O QUANTO BASTE DE SAL
Tem um dito popular que sempre uso quando estou trabalhando que é “café pra louco não se põe muito açúcar”. Sempre que acho que um diretor de arte está “enfeitando demais” um leiaute tasco ele. Entenda-se. Na gramática crua da palavra escrita, imagino que o sentido do adágio é o de fazer um alerta: dependendo do seu público, é de bom-senso manter a coisa num patamar mediano, sem excessos. No fundo, o perspicaz autor defendia a tese de que é necessário não destoar muito de um padrão, de uma média, ou até mesmo estava querendo dizer que dependendo do receptor “não vale a pena investir demais, porque se você for além do tradicional e ultrapassar a linha da normalidade você vai se incomodar”. A frase é perfeita neste sentido. Como frasista que sou, coleciono boas expressões. Acontece que outro dia procurando uma receita de camarão na internet me deparei com várias delas que - lá pelas tantas - recomendavam “quanto baste de sal” ou “quanto baste de pimenta”.
Foi paixão à primeira lida. Me encantei com esta expressão pelo tanto que traz de imprecisão sem contudo abdicar de opinar de modo claro quanto à necessidade de bom-senso, em especial, em uma ciência não-exata como é a cozinha.

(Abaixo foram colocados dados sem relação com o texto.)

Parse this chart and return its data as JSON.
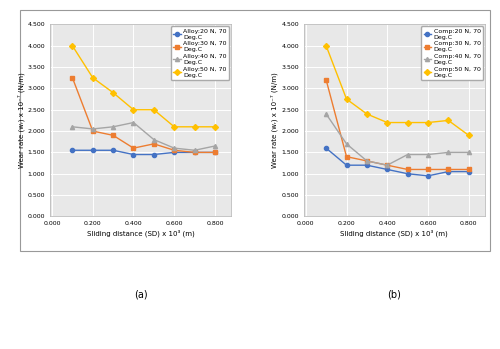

Aí fiquei pensando: que espetáculo poder dizer para um diretor de arte, que estivesse criando – por exemplo - um catálogo de moda, “coloque o que baste de estilo pessoal”.
Lembrei do tempo em que se defendia que o bom diretor de arte deveria começar por não ter estilo. Que quem necessariamente deveria ter estilo era o cliente, o anunciante, a marca. Que a boa direção de arte deveria ser eclética o suficiente para dar a cada cliente um estilo próprio e saber respeitá-lo. Como um cozinheiro que escolhe para cada alimento as especiarias que melhor lhe ressaltem o sabor e características. Aliás, até hoje as agências se gabam de saber criar uma personalidade para as marcas e ao longo do tempo ir estruturando esta identidade. Aos diretores de arte caberia – nesta linha de pensamento - trabalhar neste sentido, com um mínimo de estilo pessoal perceptivo, pois o que deve sobrevir é o “estilo do cliente”. Mas hoje, na prática, não é nada disso. Nem perto. Cada novo layout é uma oportunidade de melhorar o portifólio pessoal do criativo. Há “pastas” (entre aspas mesmo, porque os portifólios estão ou no Carbonmade ou num PDF anexo) onde se percebe exatamente isso: peças lindas. Todas denunciando precisamente o jeitão indisfarçável do DA. Não se percebe diferenças de públicos alvo, diferentes posicionamentos de marca, diferenças das mídias, diferentes épocas e nem mesmo diferentes clientes, enfim o que salta aos olhos é um estilo único: o do autor. Jamais o do cliente. Afinal - quem pode condenar? - um portifólio precisa ter um a certa unidade. É uma pena que as receitas de bons diretores de arte optaram pelo sal a gosto nos layouts. Até me deu vontade de explorar um pouco mais esse assunto, ir mais afundo, explicar a importância do comedimento no uso do estilo pessoal, falar em como um varejo precisa ser diferente do outro e que ambos - apesar disso - terão semelhanças entre si que diferenciarão seus leiautes dos leiautes da indústria de moda e por sua vez da indústria de cosméticos e assim por diante, mas alguém me gritou lá da criação “Henrique, deixa assim! Café pra louco não se põe muito açúcar!”. Aí fiquei por aqui mesmo.